Our Wednesday evening flight was delayed, and then delayed some more. We received a "courtesy call," (so-named because "take that, you hoser! call" would have seemed impolite) apprising us of the situation and asking us what we would like to do: take the delayed flight and spend the night in Charlotte, NC, or wait and take an early morning flight out of Indianapolis. We opted for the Charlotte route, thinking we might score some airline-sponsored free hotelage, or at the very worst, have to spend a few hours in the terminal. We figured Charlotte was closer to Florida than Indy was, so why not at least head that way.

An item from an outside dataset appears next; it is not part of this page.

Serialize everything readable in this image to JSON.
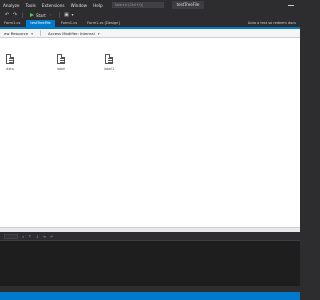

When we finally boarded, we found the plane to be sparsely populated. In fact, the row right behind us was empty, so we moved back, largely because it was an exit row and it offered more leg room. I sat by the window and studied furiously what procedures I would take should the need arise. Manning the exit window is serious business, and I practiced the motions at least three times to be sure I could perform my duties when called upon. (For the interested, my duties were to grab the lower handle firmly, pull down the top handle, remove the panel, and then throw the handle out through the now-open wall panel. When I say I practiced these maneuvers, I do not mean that I actually removed the panel - I only mimed it. I did grasp the handles, but did not pull them nor eject any panels.)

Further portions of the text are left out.